Les personnages nolaniens
Neil, incarné par Robert Pattinson, est la main droite du Protagoniste. Neil évoque avec fréquence des manières possibles de considérer le monde en interrogeant, en trois mots, le "destin", la "réalité" et le "réalisme". Il interroge ainsi l’identité et la position du "Protagoniste" (qui demeure sans nom au long du film). L’incorruptibilité de Neil est une dimension principale de son caractère. La loyauté et la vraie identité seront des enjeux qui engendreront un débat constant, notamment entre le Protagoniste et Neil. Souvent, ils doivent combattre côte à côte, laisser le temps de sceller les identités et les décisions mystérieuses que les deux prennent (composante classique du suspense dans les films d’espionnage).

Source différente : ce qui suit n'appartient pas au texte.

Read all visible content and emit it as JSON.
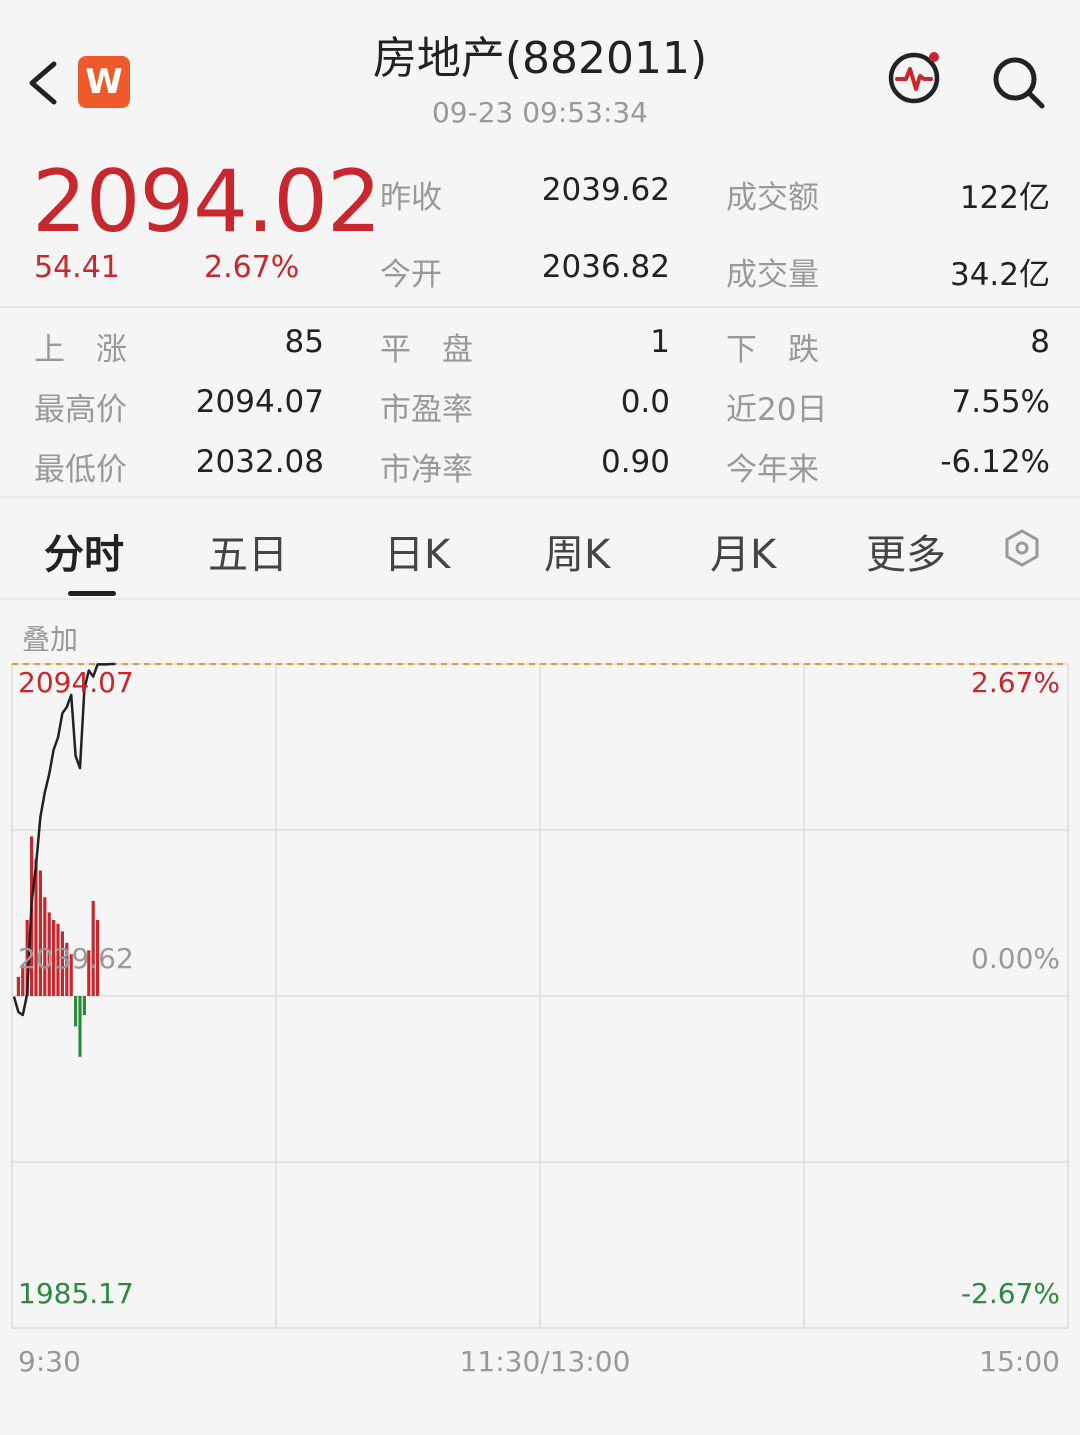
{
  "header": {
    "title": "房地产(882011)",
    "timestamp": "09-23 09:53:34",
    "logo_letter": "W",
    "icons": [
      "back-icon",
      "pulse-icon",
      "search-icon"
    ]
  },
  "quote": {
    "price": "2094.02",
    "change": "54.41",
    "change_pct": "2.67%",
    "prev_close_label": "昨收",
    "prev_close": "2039.62",
    "turnover_label": "成交额",
    "turnover": "122亿",
    "open_label": "今开",
    "open": "2036.82",
    "volume_label": "成交量",
    "volume": "34.2亿"
  },
  "stats": {
    "up_label": "上　涨",
    "up": "85",
    "flat_label": "平　盘",
    "flat": "1",
    "down_label": "下　跌",
    "down": "8",
    "high_label": "最高价",
    "high": "2094.07",
    "pe_label": "市盈率",
    "pe": "0.0",
    "d20_label": "近20日",
    "d20": "7.55%",
    "low_label": "最低价",
    "low": "2032.08",
    "pb_label": "市净率",
    "pb": "0.90",
    "ytd_label": "今年来",
    "ytd": "-6.12%"
  },
  "tabs": [
    {
      "label": "分时",
      "active": true
    },
    {
      "label": "五日"
    },
    {
      "label": "日K"
    },
    {
      "label": "周K"
    },
    {
      "label": "月K"
    },
    {
      "label": "更多"
    }
  ],
  "chart": {
    "overlay_label": "叠加",
    "y_max_label": "2094.07",
    "y_mid_label": "2039.62",
    "y_min_label": "1985.17",
    "pct_max": "2.67%",
    "pct_mid": "0.00%",
    "pct_min": "-2.67%",
    "x_start": "9:30",
    "x_mid": "11:30/13:00",
    "x_end": "15:00",
    "colors": {
      "up": "#c8282d",
      "down": "#2a8a3e",
      "line": "#222222"
    }
  },
  "chart_data": {
    "type": "line",
    "ylim": [
      1985.17,
      2094.07
    ],
    "prev_close": 2039.62,
    "x_minutes": [
      0,
      1,
      2,
      3,
      4,
      5,
      6,
      7,
      8,
      9,
      10,
      11,
      12,
      13,
      14,
      15,
      16,
      17,
      18,
      19,
      20,
      21,
      22,
      23
    ],
    "price": [
      2039.5,
      2037.0,
      2036.5,
      2040.0,
      2055.0,
      2061.0,
      2069.0,
      2073.0,
      2076.0,
      2080.0,
      2082.0,
      2086.0,
      2087.0,
      2089.0,
      2079.0,
      2077.0,
      2090.0,
      2093.0,
      2092.0,
      2094.0,
      2094.0,
      2094.0,
      2094.07,
      2094.07
    ],
    "bars": [
      {
        "x": 1,
        "v": 0.5
      },
      {
        "x": 2,
        "v": 0.8
      },
      {
        "x": 3,
        "v": 2.0
      },
      {
        "x": 4,
        "v": 4.2
      },
      {
        "x": 5,
        "v": 3.6
      },
      {
        "x": 6,
        "v": 3.3
      },
      {
        "x": 7,
        "v": 2.6
      },
      {
        "x": 8,
        "v": 2.2
      },
      {
        "x": 9,
        "v": 2.0
      },
      {
        "x": 10,
        "v": 1.9
      },
      {
        "x": 11,
        "v": 1.7
      },
      {
        "x": 12,
        "v": 1.4
      },
      {
        "x": 13,
        "v": 1.1
      },
      {
        "x": 14,
        "v": -0.8
      },
      {
        "x": 15,
        "v": -1.6
      },
      {
        "x": 16,
        "v": -0.5
      },
      {
        "x": 17,
        "v": 1.2
      },
      {
        "x": 18,
        "v": 2.5
      },
      {
        "x": 19,
        "v": 2.0
      }
    ]
  }
}
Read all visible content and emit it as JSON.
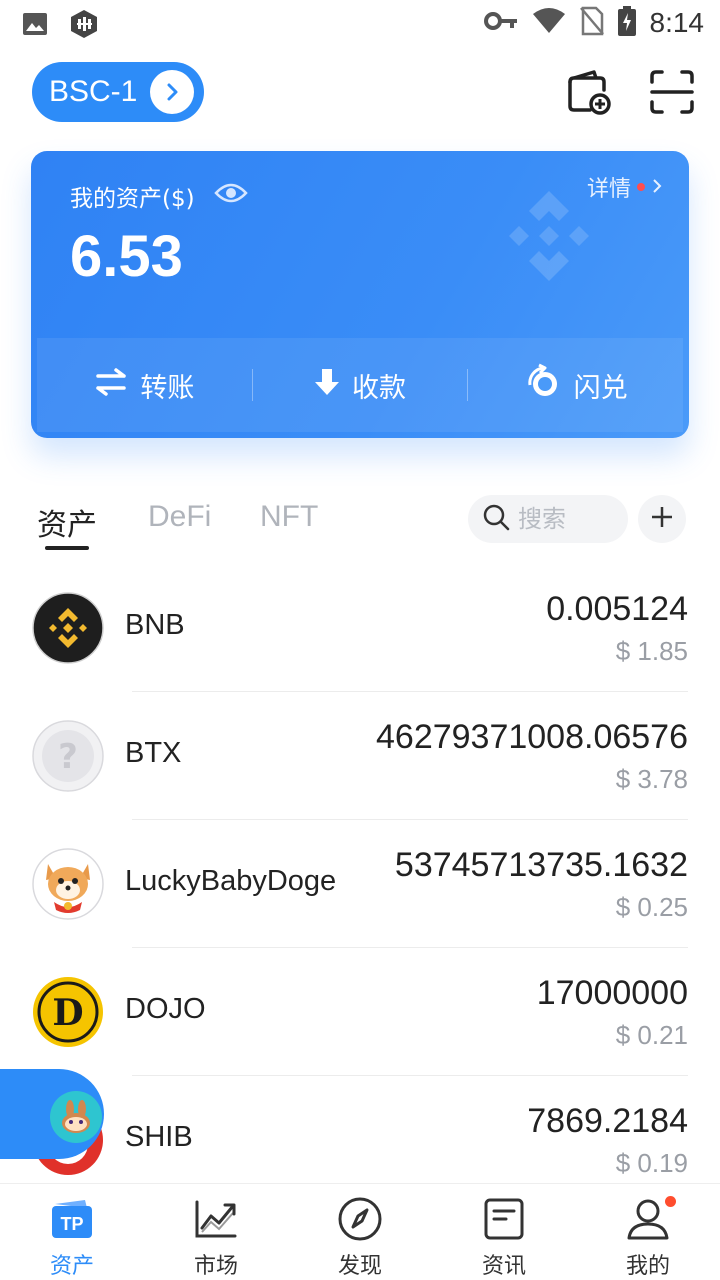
{
  "status_bar": {
    "time": "8:14",
    "icons": [
      "image-icon",
      "app-notification-icon",
      "vpn-key-icon",
      "wifi-icon",
      "no-sim-icon",
      "battery-charging-icon"
    ]
  },
  "header": {
    "network_label": "BSC-1",
    "icons": [
      "add-wallet-icon",
      "scan-icon"
    ]
  },
  "asset_card": {
    "label": "我的资产($)",
    "amount": "6.53",
    "detail_label": "详情",
    "actions": [
      {
        "label": "转账",
        "icon": "transfer-icon"
      },
      {
        "label": "收款",
        "icon": "receive-icon"
      },
      {
        "label": "闪兑",
        "icon": "swap-icon"
      }
    ]
  },
  "tabs": [
    {
      "label": "资产",
      "active": true
    },
    {
      "label": "DeFi",
      "active": false
    },
    {
      "label": "NFT",
      "active": false
    }
  ],
  "search": {
    "placeholder": "搜索"
  },
  "tokens": [
    {
      "name": "BNB",
      "balance": "0.005124",
      "value": "$ 1.85",
      "icon": "bnb-icon"
    },
    {
      "name": "BTX",
      "balance": "46279371008.06576",
      "value": "$ 3.78",
      "icon": "unknown-token-icon"
    },
    {
      "name": "LuckyBabyDoge",
      "balance": "53745713735.1632",
      "value": "$ 0.25",
      "icon": "doge-icon"
    },
    {
      "name": "DOJO",
      "balance": "17000000",
      "value": "$ 0.21",
      "icon": "dojo-icon"
    },
    {
      "name": "SHIB",
      "balance": "7869.2184",
      "value": "$ 0.19",
      "icon": "shib-icon"
    }
  ],
  "bottom_nav": [
    {
      "label": "资产",
      "icon": "tp-wallet-icon",
      "active": true
    },
    {
      "label": "市场",
      "icon": "market-chart-icon",
      "active": false
    },
    {
      "label": "发现",
      "icon": "compass-icon",
      "active": false
    },
    {
      "label": "资讯",
      "icon": "news-icon",
      "active": false
    },
    {
      "label": "我的",
      "icon": "profile-icon",
      "active": false
    }
  ],
  "colors": {
    "accent": "#2d8cf8",
    "card_gradient_start": "#2f82f4",
    "card_gradient_end": "#4a9af9",
    "muted_text": "#9a9ea5",
    "notification_dot": "#ff4d4f"
  }
}
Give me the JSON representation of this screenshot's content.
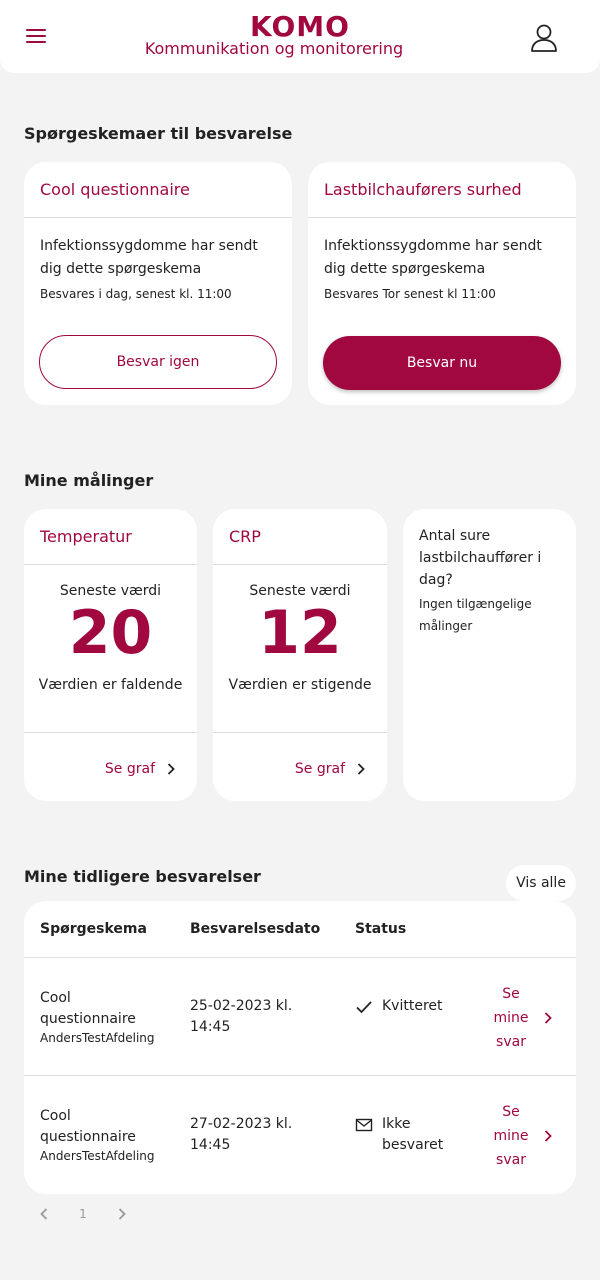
{
  "header": {
    "logo": "KOMO",
    "tagline": "Kommunikation og monitorering",
    "menu_icon": "hamburger-menu-icon",
    "profile_icon": "user-profile-icon"
  },
  "questionnaires": {
    "title": "Spørgeskemaer til besvarelse",
    "items": [
      {
        "name": "Cool questionnaire",
        "description": "Infektionssygdomme har sendt dig dette spørgeskema",
        "deadline": "Besvares i dag, senest kl. 11:00",
        "button": "Besvar igen"
      },
      {
        "name": "Lastbilchauførers surhed",
        "description": "Infektionssygdomme har sendt dig dette spørgeskema",
        "deadline": "Besvares Tor senest kl 11:00",
        "button": "Besvar nu"
      }
    ]
  },
  "measurements": {
    "title": "Mine målinger",
    "items": [
      {
        "name": "Temperatur",
        "label": "Seneste værdi",
        "value": "20",
        "trend": "Værdien er faldende",
        "link": "Se graf"
      },
      {
        "name": "CRP",
        "label": "Seneste værdi",
        "value": "12",
        "trend": "Værdien er stigende",
        "link": "Se graf"
      }
    ],
    "empty": {
      "question": "Antal sure lastbilchauffører i dag?",
      "note": "Ingen tilgængelige målinger"
    }
  },
  "history": {
    "title": "Mine tidligere besvarelser",
    "show_all": "Vis alle",
    "columns": [
      "Spørgeskema",
      "Besvarelsesdato",
      "Status"
    ],
    "rows": [
      {
        "questionnaire": "Cool questionnaire",
        "department": "AndersTestAfdeling",
        "date": "25-02-2023 kl. 14:45",
        "status": "Kvitteret",
        "status_icon": "checkmark-icon",
        "link": "Se mine svar"
      },
      {
        "questionnaire": "Cool questionnaire",
        "department": "AndersTestAfdeling",
        "date": "27-02-2023 kl. 14:45",
        "status": "Ikke besvaret",
        "status_icon": "envelope-icon",
        "link": "Se mine svar"
      }
    ]
  },
  "pagination": {
    "current_page": "1"
  },
  "colors": {
    "brand": "#a0083f",
    "background": "#f3f3f3",
    "card": "#ffffff"
  }
}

"Le protagoniste" est incarné par John David Washington. Si ce comédien avait déjà été propulsé au rang de star avec le premier rôle dans BlaKkKlansman, qui lui avait valu sa nomination au Golden Globes, le choix du casting n’en reste pas moins ingénieux. En effet, Washington est moins connu que Pattinson et cela renforce la connexion nécessaire pour que le spectateur se sente évoluer dans les pas du héros inconnu. Finalement, « le protagoniste », c’est nous.
De son côté, l’oligarque russe Sator (joué par Kenneth Branagh), répond bien aux stéréotypes du style James Bond en tant que le « méchant » du film. Il fait également l’objet d’un regard aigu dans l’écriture scénaristique de Nolan : le modèle du "méchant", trafiquant d’armes, qui est ici esquissé, ne se caractérise pas seulement par sa cruauté sans scrupules. Nolan évoque, au-delà de sa seule personne, la puissance sans bornes des milliardaires et ceux qui vont même plus loin, ont des ports spéciaux pour exempter le paiement d’impôts d’œuvres d’art, détiennent des polices secrètes pour ménager leurs propres agendas, sont derrière des attaques terroristes, ne font rien face à un désastre écologique annoncé, et contre lesquels il est impossible de lever un doigt, ou presque impossible.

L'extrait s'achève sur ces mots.